Secular Evolution Slowdown
Secular evolution — the slow internal rearrangement of galaxy structure through disk instabilities, bar-driven radial migration, and resonant heating — is observed to operate at progressively slower rates in present-day disk galaxies than in galaxies at z~1–2 of equivalent mass. This slowdown occurs despite the fact that present-day disks are thinner, kinematically colder, and apparently more susceptible to internal instabilities than their younger counterparts. ΛCDM does not have a clear first-principles explanation for why the internal evolution rate should decline when the disks' structural properties would seem to favor more efficient secular processes. Successive Collision Theory explains the secular evolution slowdown through the temporal evolution of the tensor mesh. At z~1–2, the parent-frame mesh was still strong enough to maintain a significant gravitational coupling between the disk and the outer halo, and between the halo and the larger-scale structure. This coupling provides torques and angular momentum exchange pathways that drive efficient radial migration and disk heating.

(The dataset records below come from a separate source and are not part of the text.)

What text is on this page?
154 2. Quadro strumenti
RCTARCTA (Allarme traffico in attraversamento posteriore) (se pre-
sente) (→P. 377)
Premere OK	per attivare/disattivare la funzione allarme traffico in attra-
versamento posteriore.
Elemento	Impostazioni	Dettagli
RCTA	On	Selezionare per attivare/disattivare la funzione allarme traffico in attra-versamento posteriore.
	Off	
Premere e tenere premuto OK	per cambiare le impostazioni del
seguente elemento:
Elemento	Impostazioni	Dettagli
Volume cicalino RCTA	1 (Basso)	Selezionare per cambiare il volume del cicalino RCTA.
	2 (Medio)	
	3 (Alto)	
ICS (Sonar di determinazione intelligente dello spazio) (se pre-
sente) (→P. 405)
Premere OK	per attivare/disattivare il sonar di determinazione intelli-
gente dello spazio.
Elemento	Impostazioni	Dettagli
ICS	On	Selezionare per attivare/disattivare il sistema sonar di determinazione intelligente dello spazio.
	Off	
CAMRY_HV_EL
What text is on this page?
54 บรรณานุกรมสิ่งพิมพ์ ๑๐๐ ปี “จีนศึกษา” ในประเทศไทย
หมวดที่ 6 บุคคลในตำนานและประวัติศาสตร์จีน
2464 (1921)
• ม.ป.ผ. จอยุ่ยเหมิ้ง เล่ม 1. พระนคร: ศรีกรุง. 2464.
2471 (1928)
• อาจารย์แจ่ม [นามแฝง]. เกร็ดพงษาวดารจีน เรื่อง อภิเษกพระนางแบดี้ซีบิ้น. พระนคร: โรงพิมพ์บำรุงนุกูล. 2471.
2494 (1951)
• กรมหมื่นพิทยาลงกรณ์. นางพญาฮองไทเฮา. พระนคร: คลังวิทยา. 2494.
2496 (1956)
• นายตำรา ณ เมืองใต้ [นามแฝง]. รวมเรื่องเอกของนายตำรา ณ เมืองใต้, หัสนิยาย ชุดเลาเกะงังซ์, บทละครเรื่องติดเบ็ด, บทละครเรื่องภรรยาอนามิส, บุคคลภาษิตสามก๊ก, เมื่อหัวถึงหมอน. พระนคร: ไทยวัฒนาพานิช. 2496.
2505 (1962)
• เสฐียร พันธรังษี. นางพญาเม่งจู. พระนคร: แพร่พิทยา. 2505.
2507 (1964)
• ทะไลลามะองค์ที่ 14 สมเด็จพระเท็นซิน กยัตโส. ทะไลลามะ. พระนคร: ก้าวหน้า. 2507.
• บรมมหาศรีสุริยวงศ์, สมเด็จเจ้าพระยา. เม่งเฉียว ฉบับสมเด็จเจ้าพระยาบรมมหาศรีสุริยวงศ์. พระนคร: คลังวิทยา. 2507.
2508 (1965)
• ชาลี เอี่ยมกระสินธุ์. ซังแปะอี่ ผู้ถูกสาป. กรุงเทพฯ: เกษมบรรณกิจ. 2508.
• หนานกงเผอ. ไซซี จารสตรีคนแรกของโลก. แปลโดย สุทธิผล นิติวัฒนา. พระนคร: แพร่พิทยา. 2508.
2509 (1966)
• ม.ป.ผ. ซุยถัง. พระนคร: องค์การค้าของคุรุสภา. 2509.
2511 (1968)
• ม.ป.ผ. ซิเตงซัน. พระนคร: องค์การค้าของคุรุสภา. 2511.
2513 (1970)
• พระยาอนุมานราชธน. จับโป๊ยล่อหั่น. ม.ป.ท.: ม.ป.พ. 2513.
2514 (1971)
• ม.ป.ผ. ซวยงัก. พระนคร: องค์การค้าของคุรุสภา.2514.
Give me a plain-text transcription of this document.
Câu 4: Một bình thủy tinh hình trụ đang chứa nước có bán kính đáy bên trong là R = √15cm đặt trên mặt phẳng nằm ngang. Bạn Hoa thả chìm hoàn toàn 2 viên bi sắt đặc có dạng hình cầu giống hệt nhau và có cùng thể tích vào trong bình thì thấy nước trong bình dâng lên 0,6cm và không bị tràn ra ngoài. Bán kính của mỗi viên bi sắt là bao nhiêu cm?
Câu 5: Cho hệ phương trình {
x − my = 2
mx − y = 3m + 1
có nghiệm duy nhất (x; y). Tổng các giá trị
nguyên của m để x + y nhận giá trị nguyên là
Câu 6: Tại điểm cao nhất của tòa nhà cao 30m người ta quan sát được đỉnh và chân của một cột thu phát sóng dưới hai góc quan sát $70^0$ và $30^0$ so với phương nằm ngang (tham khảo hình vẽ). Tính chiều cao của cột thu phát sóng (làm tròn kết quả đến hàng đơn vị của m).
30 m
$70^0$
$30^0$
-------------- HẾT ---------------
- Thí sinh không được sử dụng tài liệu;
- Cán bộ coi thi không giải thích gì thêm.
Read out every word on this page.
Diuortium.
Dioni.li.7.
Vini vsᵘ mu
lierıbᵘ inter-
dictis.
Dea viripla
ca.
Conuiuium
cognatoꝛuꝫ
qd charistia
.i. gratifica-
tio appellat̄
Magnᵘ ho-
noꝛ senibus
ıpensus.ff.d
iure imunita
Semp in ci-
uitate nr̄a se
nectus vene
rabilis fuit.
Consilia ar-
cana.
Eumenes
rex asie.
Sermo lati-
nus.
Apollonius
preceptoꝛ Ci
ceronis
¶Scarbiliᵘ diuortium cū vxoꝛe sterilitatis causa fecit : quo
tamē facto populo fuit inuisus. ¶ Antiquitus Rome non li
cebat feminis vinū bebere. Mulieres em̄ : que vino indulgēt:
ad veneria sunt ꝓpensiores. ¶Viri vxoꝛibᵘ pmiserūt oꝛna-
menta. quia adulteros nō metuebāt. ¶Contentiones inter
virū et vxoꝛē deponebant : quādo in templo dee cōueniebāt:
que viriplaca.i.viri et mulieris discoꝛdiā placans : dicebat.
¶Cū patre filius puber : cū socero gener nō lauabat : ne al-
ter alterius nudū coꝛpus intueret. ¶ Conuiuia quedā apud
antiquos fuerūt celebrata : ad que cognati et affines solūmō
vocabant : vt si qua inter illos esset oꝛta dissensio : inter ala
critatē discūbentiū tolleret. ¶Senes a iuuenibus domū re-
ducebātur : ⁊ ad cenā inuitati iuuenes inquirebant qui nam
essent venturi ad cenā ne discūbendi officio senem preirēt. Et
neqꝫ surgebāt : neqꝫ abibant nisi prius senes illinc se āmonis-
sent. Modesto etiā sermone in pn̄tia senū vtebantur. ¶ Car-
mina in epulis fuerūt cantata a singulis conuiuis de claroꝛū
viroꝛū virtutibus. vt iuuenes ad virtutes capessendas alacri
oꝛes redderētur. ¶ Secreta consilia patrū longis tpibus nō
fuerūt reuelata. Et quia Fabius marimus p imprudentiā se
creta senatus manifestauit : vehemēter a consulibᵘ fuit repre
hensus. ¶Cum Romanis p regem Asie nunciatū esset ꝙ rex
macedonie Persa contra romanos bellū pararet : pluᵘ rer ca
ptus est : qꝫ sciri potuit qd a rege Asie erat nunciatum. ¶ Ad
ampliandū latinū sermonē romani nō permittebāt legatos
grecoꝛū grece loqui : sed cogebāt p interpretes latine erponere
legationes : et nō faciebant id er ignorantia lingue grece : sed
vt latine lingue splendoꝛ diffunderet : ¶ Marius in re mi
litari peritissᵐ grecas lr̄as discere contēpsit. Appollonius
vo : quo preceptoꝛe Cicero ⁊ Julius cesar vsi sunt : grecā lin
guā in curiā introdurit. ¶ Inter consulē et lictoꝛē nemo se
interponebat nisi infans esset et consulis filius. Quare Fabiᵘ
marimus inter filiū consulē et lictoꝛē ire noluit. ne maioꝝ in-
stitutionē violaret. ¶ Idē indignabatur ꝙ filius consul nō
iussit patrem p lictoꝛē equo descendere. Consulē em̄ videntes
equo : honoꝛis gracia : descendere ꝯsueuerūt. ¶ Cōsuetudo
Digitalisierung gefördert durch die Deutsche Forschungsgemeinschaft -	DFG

As the tensor mesh weakens from z~1 to the present, the gravitational coupling between the disk, the halo, and the large-scale structure diminishes. The disk becomes increasingly isolated in a gravitational sense — the tidal and resonant torques from the outer hierarchy weaken, reducing the driving force for radial migration and bar-pattern evolution. A disk that appears kinematically cold and unstable in isolation may nevertheless show slow secular evolution because the angular momentum exchange channels through which secular processes drive structural change have been partially severed by the dissipating parent-frame mesh. This is analogous to a coupled oscillator system in which the coupling between oscillators is slowly reduced: each oscillator's internal frequency is unchanged but the energy exchange between them — the secular evolution driver — is progressively suppressed. The secular evolution slowdown is therefore a direct temporal signature of the tensor mesh dissipation that also drives the apparent cosmic acceleration, linking two seemingly unrelated observational phenomena to the same underlying GR mechanism.